E.B. White once wrote, “The curse of flight is speed. Or, rather, the curse of flight is that no opportunity exists for dawdling.”
I’ve been reading White as we’ve dawdled the past few days near his long-time Brooklin home in Maine, our feet very much on the ground (and water). The first dictionary definition of dawdle is “to waste time,” but then options such as “moving slowly and idly” are put forth, as is “languid” and “saunter.” I prefer the latter choices, as we’ve been dawdling, but definitely not wasting time.
Monday we sat outside the Pilgrim’s Inn, at water’s edge, and read for a couple of hours in the morning, enjoying a picture perfect Maine summer day. Then we sauntered (if you can do so by car) over for a late lunch at the Brooklin Inn. Our friends Tim Boggs and James Schwartz had invited us to their area home for an afternoon sail and dinner.
As we were walking out of the Inn, James and Tim drove by, stopped, and encouraged us to hop in for a short tour of area sites. First stop – the graves of Katherine and E.B. White.
We then drove by the White’s old house and farm, made famous in many a book and New Yorker essay, and had a quick wave from the current owners who are friends of our hosts. Afterwards we stopped back to pick up our car and browse through a wonderful book and gift store (where I picked up In the Words of E.B. White: Quotations from America’s Most Companionable of Writers) before heading to the summer home of our friends.

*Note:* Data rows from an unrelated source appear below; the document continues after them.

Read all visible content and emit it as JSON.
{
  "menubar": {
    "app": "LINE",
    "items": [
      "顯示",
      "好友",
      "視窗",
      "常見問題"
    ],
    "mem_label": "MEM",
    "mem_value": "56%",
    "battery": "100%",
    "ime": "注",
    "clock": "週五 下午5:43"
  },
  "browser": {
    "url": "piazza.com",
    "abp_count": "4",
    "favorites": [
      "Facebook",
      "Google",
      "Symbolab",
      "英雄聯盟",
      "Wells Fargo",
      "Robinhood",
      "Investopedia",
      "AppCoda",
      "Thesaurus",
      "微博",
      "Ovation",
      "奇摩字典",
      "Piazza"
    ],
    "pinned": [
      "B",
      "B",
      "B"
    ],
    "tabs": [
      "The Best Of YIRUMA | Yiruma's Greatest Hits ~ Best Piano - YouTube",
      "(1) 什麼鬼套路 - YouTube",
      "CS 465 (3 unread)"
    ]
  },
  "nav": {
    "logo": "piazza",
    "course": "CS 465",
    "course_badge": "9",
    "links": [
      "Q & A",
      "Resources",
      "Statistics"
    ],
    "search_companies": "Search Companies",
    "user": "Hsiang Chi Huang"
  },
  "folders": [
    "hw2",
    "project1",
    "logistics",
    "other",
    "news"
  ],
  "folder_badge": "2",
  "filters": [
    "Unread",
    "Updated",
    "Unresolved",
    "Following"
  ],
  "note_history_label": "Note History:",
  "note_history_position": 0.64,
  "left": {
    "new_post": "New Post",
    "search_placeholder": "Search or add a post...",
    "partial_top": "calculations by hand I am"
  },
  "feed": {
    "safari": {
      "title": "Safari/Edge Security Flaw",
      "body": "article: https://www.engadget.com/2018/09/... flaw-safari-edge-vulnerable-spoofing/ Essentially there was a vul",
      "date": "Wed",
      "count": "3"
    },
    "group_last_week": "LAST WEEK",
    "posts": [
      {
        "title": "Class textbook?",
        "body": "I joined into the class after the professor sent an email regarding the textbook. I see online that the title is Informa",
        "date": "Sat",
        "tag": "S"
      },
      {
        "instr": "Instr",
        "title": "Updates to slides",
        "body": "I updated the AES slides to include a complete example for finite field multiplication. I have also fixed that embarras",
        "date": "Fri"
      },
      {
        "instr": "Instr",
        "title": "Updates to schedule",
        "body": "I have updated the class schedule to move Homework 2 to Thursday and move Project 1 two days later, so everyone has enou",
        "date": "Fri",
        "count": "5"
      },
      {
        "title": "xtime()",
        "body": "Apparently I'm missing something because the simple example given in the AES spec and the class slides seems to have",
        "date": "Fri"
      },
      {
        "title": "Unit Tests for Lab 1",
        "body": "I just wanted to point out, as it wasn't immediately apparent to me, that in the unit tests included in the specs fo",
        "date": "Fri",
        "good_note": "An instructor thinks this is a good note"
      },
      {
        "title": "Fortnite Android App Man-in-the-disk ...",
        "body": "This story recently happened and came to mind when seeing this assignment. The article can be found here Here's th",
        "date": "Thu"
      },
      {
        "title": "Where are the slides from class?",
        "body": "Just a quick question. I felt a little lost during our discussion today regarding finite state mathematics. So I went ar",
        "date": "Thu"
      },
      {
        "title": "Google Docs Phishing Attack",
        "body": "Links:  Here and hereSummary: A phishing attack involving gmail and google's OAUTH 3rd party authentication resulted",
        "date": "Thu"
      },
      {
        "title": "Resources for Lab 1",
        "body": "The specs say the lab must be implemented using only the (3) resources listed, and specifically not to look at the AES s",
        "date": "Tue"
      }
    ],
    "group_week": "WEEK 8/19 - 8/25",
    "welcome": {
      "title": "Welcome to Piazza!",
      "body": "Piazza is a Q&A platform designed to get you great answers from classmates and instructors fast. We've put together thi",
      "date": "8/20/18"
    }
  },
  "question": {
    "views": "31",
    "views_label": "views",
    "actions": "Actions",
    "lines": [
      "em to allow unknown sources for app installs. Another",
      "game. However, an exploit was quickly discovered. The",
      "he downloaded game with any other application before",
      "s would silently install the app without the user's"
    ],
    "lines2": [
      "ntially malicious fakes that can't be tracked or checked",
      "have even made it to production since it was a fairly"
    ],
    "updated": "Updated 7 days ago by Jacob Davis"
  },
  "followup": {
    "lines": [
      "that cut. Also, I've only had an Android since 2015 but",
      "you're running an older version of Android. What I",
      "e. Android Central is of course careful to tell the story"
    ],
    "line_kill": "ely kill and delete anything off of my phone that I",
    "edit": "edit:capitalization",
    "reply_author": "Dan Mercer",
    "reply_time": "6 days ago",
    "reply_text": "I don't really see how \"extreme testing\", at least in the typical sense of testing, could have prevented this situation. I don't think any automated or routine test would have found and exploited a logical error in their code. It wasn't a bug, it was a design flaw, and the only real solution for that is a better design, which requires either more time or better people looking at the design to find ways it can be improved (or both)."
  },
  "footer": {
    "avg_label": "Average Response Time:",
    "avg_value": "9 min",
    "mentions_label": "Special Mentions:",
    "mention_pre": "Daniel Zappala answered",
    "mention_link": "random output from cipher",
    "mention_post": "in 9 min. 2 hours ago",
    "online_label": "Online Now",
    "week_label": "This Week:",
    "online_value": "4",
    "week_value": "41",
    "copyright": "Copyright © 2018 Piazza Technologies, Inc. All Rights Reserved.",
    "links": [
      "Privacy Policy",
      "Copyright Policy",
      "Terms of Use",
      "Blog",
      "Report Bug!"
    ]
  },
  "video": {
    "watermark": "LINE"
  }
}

Candice and I are not sailors, but after a quick house tour we headed out at low tide in “Wilbur” – the dinghy – and boarded the beautiful wooden boat “Red Head” that Tim and James have moored in the bay near their home. Over the next 90 minutes we dawdled while Tim and James worked. It was a delightful way to take in their environs on a day made for sailing. Along the way we enjoyed views of the lighthouse at the end of Herrick Bay, along with views of Blue Hill and Acadia National Park.
We returned as the tide was coming in for drinks, conversation, and a wonderful meal with our hosts. It was great to catch up with both of these friends. They have been colleagues, family friends, and much more to all four of the Browns, and the evening passed much too quickly. As the summer light was fading, however, Tim took us down to the water’s edge to see the remarkable sky at sunset.
Today we dawdled some more, with reading book-ended around a lunch-time trip to near-by Stonington. That gave me the chance to finish the In the Words of E.B. White book. A delightful read, and I’ll leave you with just a few thoughts from one of the 20th century masters of our language.
- Never hurry and never worry! (Charlotte’s Web)
- Write with nouns and verbs, not with adjectives and adverbs. The adjective hasn’t been built that can pull a weak or inaccurate noun out of a tight place. (The Elements of Style)
- If the world were merely seductive, that would be easy. If it were merely challenging, that would be no problem. But I arise in the morning torn between a desire to improve (or save) the world and a desire to enjoy (or savor) the world. This makes it hard to plan the day. (E.B. White: A Biography)
- I discovered by test that fully ninety per cent of whatever was on my desk at any given moment were IN things. Only ten percent were OUT things – almost too few to warrant a special container. This, in general, must be true of other people’s lives too. It is the reason lives get so cluttered up – so many things (except money) filtering in, so few things (except strength) draining out. (One Man’s Meat)
- I would really rather feel bad in Maine than feel good anywhere else. (Letters of E.B. White)
I suspect you’ll see more of these in the future…but now I need to go and dawdle a bit.